Lire aussi : « Séparatismes ». Famille, associations, culte… les
mesures phares d’une loi controversée
La laïcité en débat
« C’est un secret de
Polichinelle : tout le monde ne partage pas la même vision de la laïcité au
sein de notre groupe, admet le député Sacha Houlié, défenseur d’une vision
modérée de la laïcité. Mais ce n’est pas un problème, c’est un
débat qui traverse la plupart des partis politiques. Dans la commission
spéciale, nous avons bien pris de soin de représenter toutes les opinions sur
ce sujet. » Ainsi, l’élu de la Vienne s’est vu attribuer l’un des postes de
rapporteur au sein de cette commission, dirigée par l’ancien président de
l’Assemblée nationale, François de Rugy, et chargée d’examiner le texte
avant son arrivée dans l’Hémicycle.
« À côté de ça, on n’a rien sur la mixité
sociale, la lutte contre le racisme ou l’égalité des chances » Fiona Lazaar
Ex-députée LaREM
Le coup de barre à tribord toute du
gouvernement a toutefois déjà coûté un siège de plus à la majorité. Fiona Lazaar,
députée du Val-d’Oise, a annoncé quitter le groupe LaREM et le parti, le
16 décembre. L’élue, proche de l’aile gauche de la Macronie, explique
être « très mal à l’aise » avec certaines dispositions de la
loi de « sécurité globale », ainsi qu’inquiète du discours droitier sur les
séparatismes. « À côté de ça, on n’a rien, ou rien qui n’est à la
hauteur, sur la mixité sociale, la lutte contre le racisme ou l’égalité des
chances », reproche-t-elle à l’exécutif.

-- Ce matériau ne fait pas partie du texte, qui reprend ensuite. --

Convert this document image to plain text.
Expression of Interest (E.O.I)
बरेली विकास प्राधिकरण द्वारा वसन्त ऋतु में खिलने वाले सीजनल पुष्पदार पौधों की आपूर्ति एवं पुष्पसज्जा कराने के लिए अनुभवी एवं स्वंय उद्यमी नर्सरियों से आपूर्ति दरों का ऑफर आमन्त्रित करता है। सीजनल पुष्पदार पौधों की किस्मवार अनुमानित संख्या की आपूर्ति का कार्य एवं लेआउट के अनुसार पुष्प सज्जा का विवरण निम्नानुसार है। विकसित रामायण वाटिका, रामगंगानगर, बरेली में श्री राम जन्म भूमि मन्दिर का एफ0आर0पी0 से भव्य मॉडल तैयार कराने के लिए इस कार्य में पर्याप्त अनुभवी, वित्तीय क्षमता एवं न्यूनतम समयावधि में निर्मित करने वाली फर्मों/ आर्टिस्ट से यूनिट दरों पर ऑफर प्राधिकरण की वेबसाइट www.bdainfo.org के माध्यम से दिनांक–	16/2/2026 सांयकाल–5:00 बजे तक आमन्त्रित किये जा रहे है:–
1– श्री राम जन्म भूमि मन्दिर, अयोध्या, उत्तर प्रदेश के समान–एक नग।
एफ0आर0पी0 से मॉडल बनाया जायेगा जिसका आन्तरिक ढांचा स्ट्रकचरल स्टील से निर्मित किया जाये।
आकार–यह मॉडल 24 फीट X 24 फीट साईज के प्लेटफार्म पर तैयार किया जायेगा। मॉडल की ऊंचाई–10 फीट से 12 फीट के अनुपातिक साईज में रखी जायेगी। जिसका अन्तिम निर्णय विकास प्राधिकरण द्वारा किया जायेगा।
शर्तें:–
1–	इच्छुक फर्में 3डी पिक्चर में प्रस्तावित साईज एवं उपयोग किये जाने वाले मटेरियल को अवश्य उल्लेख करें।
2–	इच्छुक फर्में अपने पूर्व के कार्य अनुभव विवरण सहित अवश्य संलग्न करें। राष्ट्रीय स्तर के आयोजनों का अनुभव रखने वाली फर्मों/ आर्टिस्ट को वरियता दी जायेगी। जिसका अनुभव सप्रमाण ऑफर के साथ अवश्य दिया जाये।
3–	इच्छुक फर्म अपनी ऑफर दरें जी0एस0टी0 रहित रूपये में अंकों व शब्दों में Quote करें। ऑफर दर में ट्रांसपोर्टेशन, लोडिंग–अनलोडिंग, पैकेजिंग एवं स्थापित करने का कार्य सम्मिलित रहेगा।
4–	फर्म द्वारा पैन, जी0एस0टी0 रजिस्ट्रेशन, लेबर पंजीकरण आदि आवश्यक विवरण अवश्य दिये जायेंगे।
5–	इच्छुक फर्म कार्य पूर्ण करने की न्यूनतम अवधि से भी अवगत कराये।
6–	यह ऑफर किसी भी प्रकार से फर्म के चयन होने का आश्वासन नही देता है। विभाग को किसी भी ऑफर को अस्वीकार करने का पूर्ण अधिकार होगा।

Les ministres Élisabeth Moreno
(Égalité femmes-hommes), Emmanuelle Wargon (Logement) et Nadia Hai (Ville)
souhaiteraient une loi sur l’égalité des chances, pour donner le change. Les
députés de l’aile gauche, quant à eux, entendent peser pour rééquilibrer le
texte.
Croisade contre les « islamo-gauchistes »
« Il ne faut pas dénaturer le
projet de loi, je le dis à destination de mes collègues. Arrêtons les “oui,
mais” », leur oppose Francis Chouat. Le député LaREM de l’Essonne,
héritier du siège de Manuel Valls,
proche du Printemps républicain et de sa croisade contre les
« islamo-gauchistes », est un fervent défenseur du texte : « Ce
n’est pas avec de l’équilibrisme qu’on combat l’islamisme et qu’on fait
réadhérer le peuple de France à la promesse républicaine. »

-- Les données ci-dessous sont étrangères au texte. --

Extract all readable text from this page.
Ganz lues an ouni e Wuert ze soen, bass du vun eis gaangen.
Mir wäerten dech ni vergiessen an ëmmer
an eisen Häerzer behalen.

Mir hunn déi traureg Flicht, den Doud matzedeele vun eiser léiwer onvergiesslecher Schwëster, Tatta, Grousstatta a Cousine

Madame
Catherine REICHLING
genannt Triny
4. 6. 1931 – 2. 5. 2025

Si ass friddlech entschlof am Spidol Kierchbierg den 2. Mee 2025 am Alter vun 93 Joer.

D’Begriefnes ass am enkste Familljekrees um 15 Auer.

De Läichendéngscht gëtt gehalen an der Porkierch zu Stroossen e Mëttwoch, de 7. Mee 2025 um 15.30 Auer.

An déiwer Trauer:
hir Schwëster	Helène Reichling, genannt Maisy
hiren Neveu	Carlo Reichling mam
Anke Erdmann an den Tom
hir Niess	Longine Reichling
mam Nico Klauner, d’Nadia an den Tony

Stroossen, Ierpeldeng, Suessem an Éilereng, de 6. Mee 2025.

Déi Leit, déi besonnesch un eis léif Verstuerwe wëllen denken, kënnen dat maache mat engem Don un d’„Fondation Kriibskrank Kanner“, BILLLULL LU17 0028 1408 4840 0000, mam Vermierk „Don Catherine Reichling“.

Lire aussi : « Islamo-gauchisme », la réplique des accusés
« Il
va y avoir des tensions et des désaccords sur ce texte au sein du groupe, il
faut être clair. Mais il ne faut pas que ça finisse en “ni, ni”, en consensus
mou qui ne solutionnera aucun problème », renchérit Jean-Baptiste
Moreau. Pour le député de la Creuse, les élus devront avant tout « être
transparents, clairs sur la sémantique, rappeler que le texte ne vise en rien
les musulmans. Et éviter les prises de parole intempestives ».
À voir si cet appel à la discipline sera
entendu. L’hypothèse que l’article 24 de la loi de « sécurité globale »

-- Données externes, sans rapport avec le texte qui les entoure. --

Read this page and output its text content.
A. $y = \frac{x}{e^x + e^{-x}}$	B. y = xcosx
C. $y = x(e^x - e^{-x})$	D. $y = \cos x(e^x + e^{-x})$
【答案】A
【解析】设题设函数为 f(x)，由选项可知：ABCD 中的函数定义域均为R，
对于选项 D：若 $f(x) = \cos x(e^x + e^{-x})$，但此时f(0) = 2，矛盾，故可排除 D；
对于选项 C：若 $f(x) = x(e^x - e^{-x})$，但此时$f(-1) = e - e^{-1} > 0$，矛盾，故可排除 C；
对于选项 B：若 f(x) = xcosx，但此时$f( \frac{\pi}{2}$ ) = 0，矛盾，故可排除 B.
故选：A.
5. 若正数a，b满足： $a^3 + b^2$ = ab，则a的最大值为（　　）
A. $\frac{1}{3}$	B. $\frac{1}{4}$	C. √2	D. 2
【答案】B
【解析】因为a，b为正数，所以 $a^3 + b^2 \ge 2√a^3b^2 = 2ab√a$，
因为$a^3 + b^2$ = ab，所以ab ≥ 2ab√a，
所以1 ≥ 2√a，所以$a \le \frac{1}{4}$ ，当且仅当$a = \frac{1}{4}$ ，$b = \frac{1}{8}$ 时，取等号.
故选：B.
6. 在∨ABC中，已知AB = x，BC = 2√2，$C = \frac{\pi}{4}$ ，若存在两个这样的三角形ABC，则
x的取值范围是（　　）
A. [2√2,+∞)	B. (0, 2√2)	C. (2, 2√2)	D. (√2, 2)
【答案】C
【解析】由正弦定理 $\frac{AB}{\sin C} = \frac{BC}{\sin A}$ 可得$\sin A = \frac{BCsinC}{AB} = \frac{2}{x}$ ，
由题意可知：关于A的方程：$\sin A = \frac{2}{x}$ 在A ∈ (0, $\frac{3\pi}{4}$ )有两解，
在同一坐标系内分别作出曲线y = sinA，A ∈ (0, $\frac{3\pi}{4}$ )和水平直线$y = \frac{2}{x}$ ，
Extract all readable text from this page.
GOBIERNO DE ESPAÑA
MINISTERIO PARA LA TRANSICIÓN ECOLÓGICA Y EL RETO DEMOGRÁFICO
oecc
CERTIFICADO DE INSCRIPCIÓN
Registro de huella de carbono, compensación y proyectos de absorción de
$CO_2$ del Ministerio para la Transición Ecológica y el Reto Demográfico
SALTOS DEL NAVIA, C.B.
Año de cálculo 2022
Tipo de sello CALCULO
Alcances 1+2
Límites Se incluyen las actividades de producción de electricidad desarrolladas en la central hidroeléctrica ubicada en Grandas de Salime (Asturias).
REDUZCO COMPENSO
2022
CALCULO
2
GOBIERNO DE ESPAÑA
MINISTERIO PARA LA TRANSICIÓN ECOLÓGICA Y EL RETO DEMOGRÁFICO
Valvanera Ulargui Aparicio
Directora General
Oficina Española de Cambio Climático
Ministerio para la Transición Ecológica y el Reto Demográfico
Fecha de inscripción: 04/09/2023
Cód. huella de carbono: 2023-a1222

soit recyclé dans l’article 18 (anciennement 25) de la loi sur les
séparatismes a déjà jeté le soupçon sur le texte, regrettent certains. « C’est
le meilleur moyen de parasiter les futurs débats, il ne faut pas refaire la
même connerie qu’avec l’article 24 ! » s’agace un élu de la
majorité.
Darmanin, un mauvais VRP ?
Autre sujet délicat : le fait que le texte soit porté,
en grande partie, par Gérald
Darmanin. Le ministre de l’Intérieur, critiqué par
certains macronistes pour ses positions sécuritaires, trop « sarkozyste » pour
d’autres, ne risque-t-il de faire un très mauvais VRP ? « Gérald
Darmanin est parfaitement légitime en tant que ministre de l’Intérieur pour
défendre cette loi, balaie Jean-Baptiste Moreau, ce ne sera de
toute façon pas le seul membre de l’exécutif à monter au banc. » « Pour tout
vous dire, j’ai plus confiance en Gérald Darmanin qu’en Marlène Schiappa,
tacle en revanche un député LaREM. Au moins; lui, je sais ce
qu’il pense. Elle, sur ce sujet, elle a commencé très libérale sur ces
questions et elle a fini Printemps républicain, elle a changé du tout au tout. » La
récente sortie de la ministre de la Citoyenneté sur l’ Observatoire de la laïcité, qu’elle voudrait voir davantage « porter la
parole de l’État », n’a pas été du goût des députés
proches de la ligne défendue par Jean-Louis Bianco et Nicolas Cadène, à la direction de l’Observatoire.